Pride Month: Firms need to make work psychologically safe for LGBTQIA+ people – Bagley

by:
  • 26/06/2024
  • 0
Pride Month: Firms need to make work psychologically safe for LGBTQIA+ people – Bagley
To mark and celebrate Pride Month, Mortgage Solutions is speaking to people in the mortgage and financial services sector who are also part of the LGBTQIA+ community.

Mortgage Solutions has spoken to Lauren Bagley, chief distribution officer at Uinsure, about using vulnerability to be powerful and making meaningful efforts to support the LGBTQIA+ community. 

 

What is your favourite thing about working in financial services?

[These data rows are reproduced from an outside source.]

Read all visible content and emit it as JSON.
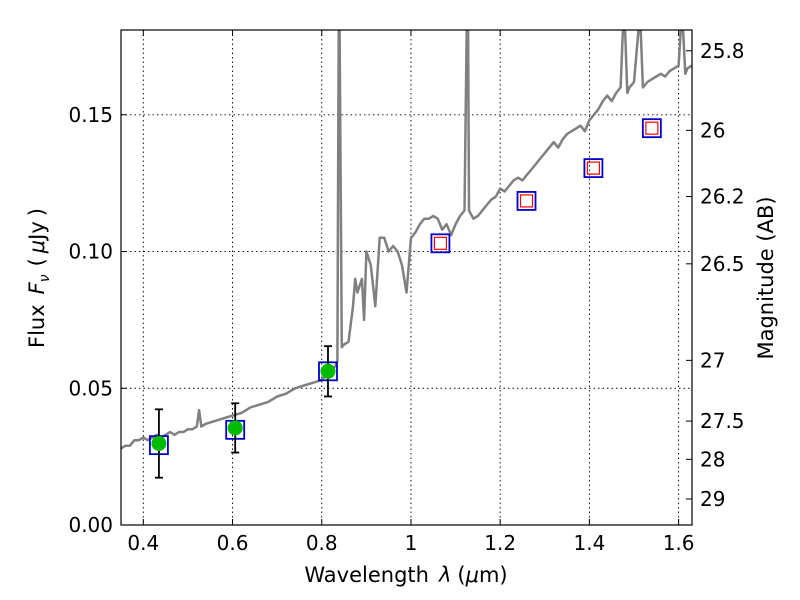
{
  "chart_data": {
    "type": "scatter",
    "xlabel_text": "Wavelength",
    "xlabel_symbol": "λ",
    "xlabel_unit_open": "(",
    "xlabel_unit_mu": "μ",
    "xlabel_unit_rest": "m)",
    "ylabel_text": "Flux",
    "ylabel_symbol": "F",
    "ylabel_subscript": "ν",
    "ylabel_unit_open": "(",
    "ylabel_unit_mu": "μ",
    "ylabel_unit_rest": "Jy",
    "ylabel_unit_close": ")",
    "y2label": "Magnitude (AB)",
    "xlim": [
      0.35,
      1.63
    ],
    "ylim": [
      0.0,
      0.181
    ],
    "grid": true,
    "xticks": [
      {
        "value": 0.4,
        "label": "0.4"
      },
      {
        "value": 0.6,
        "label": "0.6"
      },
      {
        "value": 0.8,
        "label": "0.8"
      },
      {
        "value": 1.0,
        "label": "1"
      },
      {
        "value": 1.2,
        "label": "1.2"
      },
      {
        "value": 1.4,
        "label": "1.4"
      },
      {
        "value": 1.6,
        "label": "1.6"
      }
    ],
    "yticks": [
      {
        "value": 0.0,
        "label": "0.00"
      },
      {
        "value": 0.05,
        "label": "0.05"
      },
      {
        "value": 0.1,
        "label": "0.10"
      },
      {
        "value": 0.15,
        "label": "0.15"
      }
    ],
    "y2ticks": [
      {
        "flux": 0.1734,
        "label": "25.8"
      },
      {
        "flux": 0.1443,
        "label": "26"
      },
      {
        "flux": 0.1201,
        "label": "26.2"
      },
      {
        "flux": 0.0955,
        "label": "26.5"
      },
      {
        "flux": 0.0602,
        "label": "27"
      },
      {
        "flux": 0.038,
        "label": "27.5"
      },
      {
        "flux": 0.024,
        "label": "28"
      },
      {
        "flux": 0.0095,
        "label": "29"
      }
    ],
    "series": [
      {
        "kind": "model-spectrum",
        "color": "#808080",
        "points": [
          [
            0.35,
            0.028
          ],
          [
            0.36,
            0.029
          ],
          [
            0.37,
            0.029
          ],
          [
            0.38,
            0.031
          ],
          [
            0.39,
            0.031
          ],
          [
            0.4,
            0.032
          ],
          [
            0.41,
            0.031
          ],
          [
            0.42,
            0.032
          ],
          [
            0.43,
            0.033
          ],
          [
            0.44,
            0.032
          ],
          [
            0.45,
            0.033
          ],
          [
            0.46,
            0.034
          ],
          [
            0.47,
            0.033
          ],
          [
            0.48,
            0.034
          ],
          [
            0.49,
            0.034
          ],
          [
            0.5,
            0.035
          ],
          [
            0.51,
            0.035
          ],
          [
            0.52,
            0.036
          ],
          [
            0.525,
            0.042
          ],
          [
            0.53,
            0.036
          ],
          [
            0.54,
            0.037
          ],
          [
            0.56,
            0.038
          ],
          [
            0.58,
            0.039
          ],
          [
            0.6,
            0.04
          ],
          [
            0.62,
            0.041
          ],
          [
            0.64,
            0.043
          ],
          [
            0.66,
            0.044
          ],
          [
            0.68,
            0.045
          ],
          [
            0.7,
            0.047
          ],
          [
            0.72,
            0.048
          ],
          [
            0.74,
            0.05
          ],
          [
            0.76,
            0.051
          ],
          [
            0.78,
            0.052
          ],
          [
            0.8,
            0.053
          ],
          [
            0.81,
            0.055
          ],
          [
            0.82,
            0.057
          ],
          [
            0.83,
            0.058
          ],
          [
            0.835,
            0.06
          ],
          [
            0.838,
            0.181
          ],
          [
            0.84,
            0.181
          ],
          [
            0.845,
            0.065
          ],
          [
            0.85,
            0.066
          ],
          [
            0.86,
            0.067
          ],
          [
            0.87,
            0.08
          ],
          [
            0.875,
            0.09
          ],
          [
            0.88,
            0.085
          ],
          [
            0.89,
            0.09
          ],
          [
            0.895,
            0.075
          ],
          [
            0.9,
            0.1
          ],
          [
            0.91,
            0.095
          ],
          [
            0.92,
            0.08
          ],
          [
            0.93,
            0.105
          ],
          [
            0.94,
            0.105
          ],
          [
            0.95,
            0.1
          ],
          [
            0.96,
            0.102
          ],
          [
            0.97,
            0.1
          ],
          [
            0.98,
            0.095
          ],
          [
            0.99,
            0.085
          ],
          [
            1.0,
            0.105
          ],
          [
            1.01,
            0.107
          ],
          [
            1.02,
            0.11
          ],
          [
            1.03,
            0.112
          ],
          [
            1.04,
            0.112
          ],
          [
            1.05,
            0.113
          ],
          [
            1.06,
            0.112
          ],
          [
            1.07,
            0.108
          ],
          [
            1.08,
            0.11
          ],
          [
            1.09,
            0.106
          ],
          [
            1.1,
            0.11
          ],
          [
            1.11,
            0.113
          ],
          [
            1.12,
            0.115
          ],
          [
            1.125,
            0.181
          ],
          [
            1.128,
            0.181
          ],
          [
            1.13,
            0.115
          ],
          [
            1.14,
            0.112
          ],
          [
            1.15,
            0.113
          ],
          [
            1.16,
            0.115
          ],
          [
            1.17,
            0.117
          ],
          [
            1.18,
            0.119
          ],
          [
            1.19,
            0.12
          ],
          [
            1.2,
            0.123
          ],
          [
            1.21,
            0.122
          ],
          [
            1.22,
            0.124
          ],
          [
            1.23,
            0.126
          ],
          [
            1.24,
            0.127
          ],
          [
            1.25,
            0.126
          ],
          [
            1.26,
            0.128
          ],
          [
            1.27,
            0.13
          ],
          [
            1.28,
            0.132
          ],
          [
            1.29,
            0.134
          ],
          [
            1.3,
            0.136
          ],
          [
            1.31,
            0.138
          ],
          [
            1.32,
            0.14
          ],
          [
            1.33,
            0.138
          ],
          [
            1.34,
            0.141
          ],
          [
            1.35,
            0.143
          ],
          [
            1.36,
            0.144
          ],
          [
            1.37,
            0.145
          ],
          [
            1.38,
            0.146
          ],
          [
            1.39,
            0.144
          ],
          [
            1.4,
            0.148
          ],
          [
            1.41,
            0.15
          ],
          [
            1.42,
            0.152
          ],
          [
            1.43,
            0.155
          ],
          [
            1.44,
            0.157
          ],
          [
            1.45,
            0.155
          ],
          [
            1.46,
            0.158
          ],
          [
            1.47,
            0.16
          ],
          [
            1.475,
            0.181
          ],
          [
            1.48,
            0.181
          ],
          [
            1.485,
            0.158
          ],
          [
            1.49,
            0.16
          ],
          [
            1.5,
            0.162
          ],
          [
            1.51,
            0.181
          ],
          [
            1.515,
            0.181
          ],
          [
            1.52,
            0.16
          ],
          [
            1.53,
            0.162
          ],
          [
            1.54,
            0.163
          ],
          [
            1.55,
            0.164
          ],
          [
            1.56,
            0.165
          ],
          [
            1.57,
            0.164
          ],
          [
            1.58,
            0.166
          ],
          [
            1.59,
            0.167
          ],
          [
            1.6,
            0.168
          ],
          [
            1.605,
            0.181
          ],
          [
            1.61,
            0.181
          ],
          [
            1.615,
            0.165
          ],
          [
            1.62,
            0.167
          ],
          [
            1.63,
            0.168
          ]
        ]
      },
      {
        "kind": "model-photometry",
        "marker": "square",
        "color": "#0000cc",
        "points": [
          [
            0.435,
            0.0292
          ],
          [
            0.606,
            0.0348
          ],
          [
            0.814,
            0.0562
          ],
          [
            1.066,
            0.103
          ],
          [
            1.259,
            0.1185
          ],
          [
            1.409,
            0.1305
          ],
          [
            1.54,
            0.1451
          ]
        ]
      },
      {
        "kind": "inner-squares",
        "marker": "square",
        "color": "#ff0000",
        "points": [
          [
            1.066,
            0.103
          ],
          [
            1.259,
            0.1185
          ],
          [
            1.409,
            0.1305
          ],
          [
            1.54,
            0.1451
          ]
        ]
      },
      {
        "kind": "observed-photometry",
        "marker": "circle",
        "color": "#00bb00",
        "points": [
          {
            "x": 0.435,
            "y": 0.0298,
            "err": 0.0125
          },
          {
            "x": 0.606,
            "y": 0.0355,
            "err": 0.009
          },
          {
            "x": 0.814,
            "y": 0.0562,
            "err": 0.0092
          }
        ]
      }
    ]
  }
}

I’ve got a great network of colleagues, friends and connections in the industry, and so I feel invested in it through the experiences and opportunities I’ve had over the years. But whatever I do within it, I just love being the underdog and fighting to change that. I must explore that with a psychologist, perhaps. 

General insurance in the context of our industry is not typically the highest priority of others across wider financial services, so when you’ve got the opportunity to essentially reinvent how ‘it’s always been done’ and create more value for both customers and businesses – that’s where I thrive.

 

If you could give your younger self any words of wisdom, what would they be?

Don’t ever try to mould yourself to look like someone you ‘think’ you should look like to get ahead in your career. Be yourself – it’s pretty dull otherwise. 

 

Who in the sector inspires you most?

There are several personalities in our industry that have absolute restlessness to achieve their goals – I’ve been lucky enough to work with a few of them. I love people that operate without a shadow of doubt in their mind they are going to get there – whatever that looks like for them. The drive and energy that’s constant through the ups and downs of their journey is what inspires me most.

 

What has been your biggest career achievement?

Being part of a team that was brave enough to reimagine a boring product that has been badly adopted for years and recreated it, which ultimately led to an investment from a large and respected private equity house. We’re still on that journey and there’s much more to do.

 

What does true inclusivity mean or look like to you?

Inclusivity for me is equal opportunity and true representation at all levels where everyone can be themselves. Simple as that.

 

In what ways can companies or the sector as a whole do more to support the LGBTQIA+ community?  

I might be on my own here, but for me, I wince at some of the public gestures of support from businesses and their LinkedIn pages. Rather, focus on making sure it’s psychologically safe for LGBTQIA+ people to be out of the closet at work to win and retain talent. Undoubtedly, the ability to be yourself contributes to career satisfaction and overall happiness. I’d also like to see more representation at senior levels. Role models are important, and no matter how you look at it, it’s motivational to see people that have similarities to you being or becoming accomplished.

Just to add more broadly from my lens, the financial services industry is way ahead in supporting wider diversity and inclusion (D&I) efforts in comparison to other industries. My advice is to keep doing what we’re doing, maintaining our commitment to inclusivity and continuing to lead by example. 

 

What life lesson or advice helped shape who you are today?

The power of being vulnerable. Letting down my guard and being honest, even when it feels risky, has helped me form much deeper, authentic and trusting relationships. I’ve found it also builds a real emotional strength because you confront fears and uncertainties head on; for example, learning to handle rejection, criticism and setbacks, which overall gives you a ‘thicker skin’. It’s especially useful if you are a naturally anxious but ambitious person.